Our work ethic is part of the essential fabric of what America is. Our lives are built around discovering our talents and becoming successful, and when we have children, we focus our attention on discovering their talents and making them successful. In our zeal for success, we’re always searching for the right formula. Now here’s where the problem comes in. Church used to be part of our formula for success in past generations. But our lives keep getting busier. And at some point, even though we think we probably ought to go to church, it doesn’t make the cut either because we’re exhausted or because there’s something that’s slightly more important to our success or our children’s success.

Or maybe we keep going to church out of a fierce determination to stay right with God, pray whatever prayers need to be said, cough up whatever tax we’ve got to give to God’s church each year, so that when we get to the pearly gates, we can say to God, here is the talent you gave me, I buried it in my heart and guarded it close so that I wouldn’t you owe you anything. In other words, we end up with the exact attitude of the third servant in the parable.

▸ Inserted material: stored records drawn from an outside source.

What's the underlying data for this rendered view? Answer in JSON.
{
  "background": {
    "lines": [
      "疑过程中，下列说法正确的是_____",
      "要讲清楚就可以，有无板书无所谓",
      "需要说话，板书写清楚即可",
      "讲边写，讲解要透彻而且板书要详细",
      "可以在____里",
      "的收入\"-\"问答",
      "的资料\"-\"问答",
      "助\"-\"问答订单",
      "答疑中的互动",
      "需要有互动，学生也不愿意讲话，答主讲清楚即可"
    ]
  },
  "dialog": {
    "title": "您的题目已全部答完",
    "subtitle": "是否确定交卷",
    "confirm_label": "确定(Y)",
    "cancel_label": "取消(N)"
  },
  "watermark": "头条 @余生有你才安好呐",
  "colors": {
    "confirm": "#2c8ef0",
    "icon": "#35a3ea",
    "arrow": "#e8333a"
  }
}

I wonder if the whole time we’re caught up trying to please an invisible slave-master of our success, God is trying to tell us a different story. What if the silver represents God’s dream for humanity and He gives each of us a piece of it according to our abilities? If we allow ourselves to dream with God, then amazing things happen. I don’t mean that in the sense of worldly material success. We might never become a CEO or a rock star or a blogger with 50,000 followers on twitter, but the things that we do in obedience to the piece of God’s dream that He puts in our souls allow us to enter into the joy of our Master. That’s my favorite line in the whole parable – what God says to the two faithful servants: enter into the joy of your Master.

Have you ever entered into the joy of your Master? I’ve tasted that joy before. Just like the writer of Psalm 126, I was like one who dreams; my mouth was filled with laughter and my tongue with shouts of joy. But I’ve never been able to stay in the joy too long, because my slavery to the need to be important and successful dries out the dream God gave me like a raisin in the sun. God’s silver disappears. But just like God can make it rain in the desert, He can make our dreams explode.

God can make His dream for this church explode. He’s already done it many times. There’s a little white building near here where our congregation used to meet when it had only 65 members. Those 65 people dreamed with God in the mid-1970’s and they stepped out on faith to build this enormous facility that God uses to feed hundreds of people physically and spiritually every week. God made their dreams explode. So if God did all of this with the dreams of 65 people 35 years ago, what would He do if several hundred of us were willing to dream with Him today? It is a risk to dream with God. But it’s worth the joy. And the more that we dream with God, the bigger the dreams He will give us.